Well, this is interesting. Derek, you've made three forceful statements, each of which is simply wrong:

1: you so incredibly pompous that you presume to know more than his wife, who was at the scene and gave this quote:

"These people that did this, they just drove away and left him", said Agnes Lamont, the victim's wife, to the local ABC affiliate.

I am aware that Mrs. LaMont made that statement at the time, and I believe that it is accurate: that is, she said it and I am so "pompous" that I "presume" that she was telling the truth. However, I don't think it indicates that at that point she knew what happened before that time - do you? Furthermore, I presume that at this point she knows a great deal more than she did then, and now she's making no more comments. My question is: what significance do you believe the first statement has, to warrant your charge of "pomposity?" The fact that the teens fled after the altercation has been clear from the outset. I consider it to be one of the poor choices made that night, but not one of the more surprising ones. In my experience most teenagers - and young adults - would act that way, regardless of what went down beforehand. It is not compelling evidence of guilt on their part, but of fear of becoming entangled in a scary situation. You know - the kind of situation where people who don't even know you or know what really happened assume that you're "demon spawn" and insist that you should be punished?

Only the most mature and confident teen would behave differently. Do you actually know any teenagers?

2. You make a further assumption as well: that a civil suit will not be filed, when in fact you don't know that it won't.

Actually, I have assumed all along that a civil suit ***would*** be filed. The LaMonts have a significant amount of financial loss. Even without criminal culpability on the part of the teens there may be some exposure to damages in a tort suit, again, regardless of what exactly went down that night. Under tort law if any of the teens were considered to be even 1% at fault then the LaMont's would be entitled to a recovery of some sort. And "fault" for these purposes is a pretty subjective concept. The only reason ***not*** to file a claim would be if the facts were more extreme than I believe likely. But that assessment doesn't change my opinion of the lack of accuracy of the characterization of this event as a "vicious" "brutal" "beating."

3. That none of the other three vehicle occupants were willing to "rat out" their buddy hardly makes him innocent.

They ***did*** "rat him out." His identity was disclosed to the police by the other teens, and he met with the police less than a week after the altercation. That's the point: the police know who hit Dave LaMont. They know because the teens told them.
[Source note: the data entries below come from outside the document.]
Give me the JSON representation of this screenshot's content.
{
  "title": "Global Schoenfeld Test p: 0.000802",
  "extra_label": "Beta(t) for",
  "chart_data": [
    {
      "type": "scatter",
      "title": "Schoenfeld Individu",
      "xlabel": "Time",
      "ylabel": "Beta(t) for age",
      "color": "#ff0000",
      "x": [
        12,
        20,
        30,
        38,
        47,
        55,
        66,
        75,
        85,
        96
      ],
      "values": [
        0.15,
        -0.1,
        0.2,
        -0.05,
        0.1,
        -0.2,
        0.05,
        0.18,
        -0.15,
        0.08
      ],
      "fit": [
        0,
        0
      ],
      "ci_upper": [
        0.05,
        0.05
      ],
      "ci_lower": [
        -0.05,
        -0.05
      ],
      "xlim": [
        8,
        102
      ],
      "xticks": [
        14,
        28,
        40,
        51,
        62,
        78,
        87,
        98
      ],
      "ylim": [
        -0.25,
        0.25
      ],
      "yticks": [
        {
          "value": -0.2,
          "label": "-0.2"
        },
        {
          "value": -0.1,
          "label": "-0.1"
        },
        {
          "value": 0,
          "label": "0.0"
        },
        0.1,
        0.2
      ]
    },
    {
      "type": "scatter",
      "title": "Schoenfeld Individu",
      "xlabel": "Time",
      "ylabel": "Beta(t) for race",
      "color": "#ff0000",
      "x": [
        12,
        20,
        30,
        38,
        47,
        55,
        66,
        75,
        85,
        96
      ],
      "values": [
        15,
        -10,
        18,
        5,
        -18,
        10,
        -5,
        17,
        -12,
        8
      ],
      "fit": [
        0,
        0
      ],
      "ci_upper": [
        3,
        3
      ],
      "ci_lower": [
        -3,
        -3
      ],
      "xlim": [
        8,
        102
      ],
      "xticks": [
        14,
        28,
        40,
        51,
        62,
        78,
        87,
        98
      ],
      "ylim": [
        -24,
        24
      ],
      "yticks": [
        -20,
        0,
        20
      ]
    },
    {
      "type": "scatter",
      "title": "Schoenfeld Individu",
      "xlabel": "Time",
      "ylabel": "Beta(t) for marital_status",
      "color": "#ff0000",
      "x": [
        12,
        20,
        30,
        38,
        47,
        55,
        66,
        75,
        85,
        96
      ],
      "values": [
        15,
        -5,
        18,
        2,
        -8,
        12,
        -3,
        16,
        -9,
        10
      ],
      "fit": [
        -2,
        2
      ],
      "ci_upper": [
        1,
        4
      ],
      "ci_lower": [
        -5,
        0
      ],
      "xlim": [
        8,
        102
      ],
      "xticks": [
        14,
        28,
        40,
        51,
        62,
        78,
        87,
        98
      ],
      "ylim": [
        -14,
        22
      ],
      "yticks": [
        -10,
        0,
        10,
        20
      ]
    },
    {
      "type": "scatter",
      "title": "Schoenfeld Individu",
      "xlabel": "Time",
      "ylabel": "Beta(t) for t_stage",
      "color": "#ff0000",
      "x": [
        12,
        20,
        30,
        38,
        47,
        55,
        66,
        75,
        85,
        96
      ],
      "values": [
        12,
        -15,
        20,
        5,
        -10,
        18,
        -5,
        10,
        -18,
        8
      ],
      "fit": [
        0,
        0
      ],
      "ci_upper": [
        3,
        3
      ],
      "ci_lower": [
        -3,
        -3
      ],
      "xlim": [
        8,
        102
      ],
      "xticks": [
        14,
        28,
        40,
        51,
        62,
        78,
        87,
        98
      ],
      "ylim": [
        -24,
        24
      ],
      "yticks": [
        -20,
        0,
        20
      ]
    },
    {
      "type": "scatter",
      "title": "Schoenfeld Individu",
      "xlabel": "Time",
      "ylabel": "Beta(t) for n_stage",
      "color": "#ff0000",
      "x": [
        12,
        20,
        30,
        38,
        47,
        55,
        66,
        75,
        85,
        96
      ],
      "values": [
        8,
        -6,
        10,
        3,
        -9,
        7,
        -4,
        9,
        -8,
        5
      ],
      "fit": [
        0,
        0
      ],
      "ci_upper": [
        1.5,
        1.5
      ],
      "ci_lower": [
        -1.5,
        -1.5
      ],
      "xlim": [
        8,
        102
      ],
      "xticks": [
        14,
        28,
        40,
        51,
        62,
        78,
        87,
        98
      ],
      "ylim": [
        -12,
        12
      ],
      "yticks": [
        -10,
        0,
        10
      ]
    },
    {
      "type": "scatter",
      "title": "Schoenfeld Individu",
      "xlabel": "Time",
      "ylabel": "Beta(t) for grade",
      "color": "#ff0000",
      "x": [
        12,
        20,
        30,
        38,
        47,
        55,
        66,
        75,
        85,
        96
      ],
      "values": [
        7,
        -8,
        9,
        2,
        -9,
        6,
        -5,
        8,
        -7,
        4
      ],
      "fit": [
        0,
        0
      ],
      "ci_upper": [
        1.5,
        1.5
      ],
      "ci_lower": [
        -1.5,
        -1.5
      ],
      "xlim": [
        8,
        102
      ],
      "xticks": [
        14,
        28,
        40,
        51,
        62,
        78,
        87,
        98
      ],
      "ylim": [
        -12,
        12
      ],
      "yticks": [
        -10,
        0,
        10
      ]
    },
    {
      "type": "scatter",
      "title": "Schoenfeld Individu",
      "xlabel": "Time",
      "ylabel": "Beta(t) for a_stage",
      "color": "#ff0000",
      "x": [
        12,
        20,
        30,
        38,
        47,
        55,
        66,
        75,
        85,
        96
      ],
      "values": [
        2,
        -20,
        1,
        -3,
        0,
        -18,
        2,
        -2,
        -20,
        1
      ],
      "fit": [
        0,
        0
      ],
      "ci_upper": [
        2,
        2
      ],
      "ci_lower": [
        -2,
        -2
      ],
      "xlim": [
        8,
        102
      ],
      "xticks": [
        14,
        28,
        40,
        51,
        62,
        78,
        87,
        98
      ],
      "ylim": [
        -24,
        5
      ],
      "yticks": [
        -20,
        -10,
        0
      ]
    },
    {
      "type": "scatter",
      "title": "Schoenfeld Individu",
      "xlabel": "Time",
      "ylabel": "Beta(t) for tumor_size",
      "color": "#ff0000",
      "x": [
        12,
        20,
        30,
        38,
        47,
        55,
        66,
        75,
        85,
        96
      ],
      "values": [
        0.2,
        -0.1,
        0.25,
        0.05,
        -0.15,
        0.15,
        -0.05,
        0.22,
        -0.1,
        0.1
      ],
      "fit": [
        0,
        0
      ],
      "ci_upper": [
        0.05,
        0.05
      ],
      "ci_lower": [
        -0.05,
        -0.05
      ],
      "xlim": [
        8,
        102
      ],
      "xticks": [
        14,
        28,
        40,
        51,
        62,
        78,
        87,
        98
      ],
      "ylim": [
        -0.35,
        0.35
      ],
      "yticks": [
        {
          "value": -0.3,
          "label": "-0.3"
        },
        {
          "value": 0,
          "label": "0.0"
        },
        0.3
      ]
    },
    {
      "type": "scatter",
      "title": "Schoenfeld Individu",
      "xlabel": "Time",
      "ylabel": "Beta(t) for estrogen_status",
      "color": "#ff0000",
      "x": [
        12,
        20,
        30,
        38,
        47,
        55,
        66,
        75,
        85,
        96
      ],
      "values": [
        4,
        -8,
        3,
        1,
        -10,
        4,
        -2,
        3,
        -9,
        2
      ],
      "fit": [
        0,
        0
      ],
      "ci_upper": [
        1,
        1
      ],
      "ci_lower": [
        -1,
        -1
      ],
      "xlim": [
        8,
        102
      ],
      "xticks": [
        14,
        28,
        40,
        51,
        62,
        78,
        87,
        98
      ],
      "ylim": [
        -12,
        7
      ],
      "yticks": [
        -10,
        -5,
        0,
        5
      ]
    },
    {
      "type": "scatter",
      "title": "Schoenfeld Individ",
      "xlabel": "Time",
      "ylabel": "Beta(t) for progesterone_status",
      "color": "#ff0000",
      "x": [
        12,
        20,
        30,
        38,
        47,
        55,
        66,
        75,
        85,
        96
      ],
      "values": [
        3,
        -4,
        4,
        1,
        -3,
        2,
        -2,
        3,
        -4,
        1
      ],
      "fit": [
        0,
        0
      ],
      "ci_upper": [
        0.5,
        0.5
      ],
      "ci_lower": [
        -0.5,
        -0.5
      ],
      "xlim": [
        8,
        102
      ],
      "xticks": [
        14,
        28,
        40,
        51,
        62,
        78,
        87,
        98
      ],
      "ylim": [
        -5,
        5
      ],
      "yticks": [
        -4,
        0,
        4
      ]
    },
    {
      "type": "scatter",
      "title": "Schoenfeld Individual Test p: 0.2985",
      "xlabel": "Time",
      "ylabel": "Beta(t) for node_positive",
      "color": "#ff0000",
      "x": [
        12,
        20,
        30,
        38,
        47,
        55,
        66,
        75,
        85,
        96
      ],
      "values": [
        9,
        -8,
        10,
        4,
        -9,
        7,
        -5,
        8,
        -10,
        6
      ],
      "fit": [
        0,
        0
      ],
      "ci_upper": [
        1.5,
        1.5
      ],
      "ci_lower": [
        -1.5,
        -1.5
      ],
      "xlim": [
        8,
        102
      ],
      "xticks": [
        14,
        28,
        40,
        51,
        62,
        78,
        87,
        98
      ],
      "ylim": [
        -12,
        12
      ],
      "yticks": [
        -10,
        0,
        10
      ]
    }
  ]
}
That may fit your concept of "not ratting him out" but it doesn't square with mine. Further, your implicit assumption that four teenagers could get together and fabricate a "cover story" that the police wouldn't be able to pick apart demonstrates a complete ignorance of the reality of the efficacy of police interrogation skills. If this was a "vicious beating" the police would have evidence of that from the teens themselves. If you don't believe me, ask a police detective. One person might be able to stick to a phony story. Four? All teenagers? Fuhgeddaboudit.

The reason you have to keep twisting yourself into knots of increasingly tangential argumentation is because you are unwilling to face the central, undisputed fact: the police know who hit LaMont. They know LaMont was seriously injured as a result. The authorities have nonetheless decided not to bring criminal charges against him or anyone else. There is a simple explanation for that which doesn't require recourse to implausible conspiracy theories: the teenager was acting in self defense.

I understand that that conflicts with your heartfelt, emotional belief that LaMont is purely a victim and the teens "demon spawn." But it squares with the verifiable facts. Your theories don't.

My heart goes out to the LaMont family. They don't deserve what happened; they will be facing difficulties and hardship. But two wrongs don't make a right. Just because events got out of hand and he suffered an injury far out of proportion to what he or anyone else would have anticipated doesn't justify demonizing or punishing the teens he confronted that night.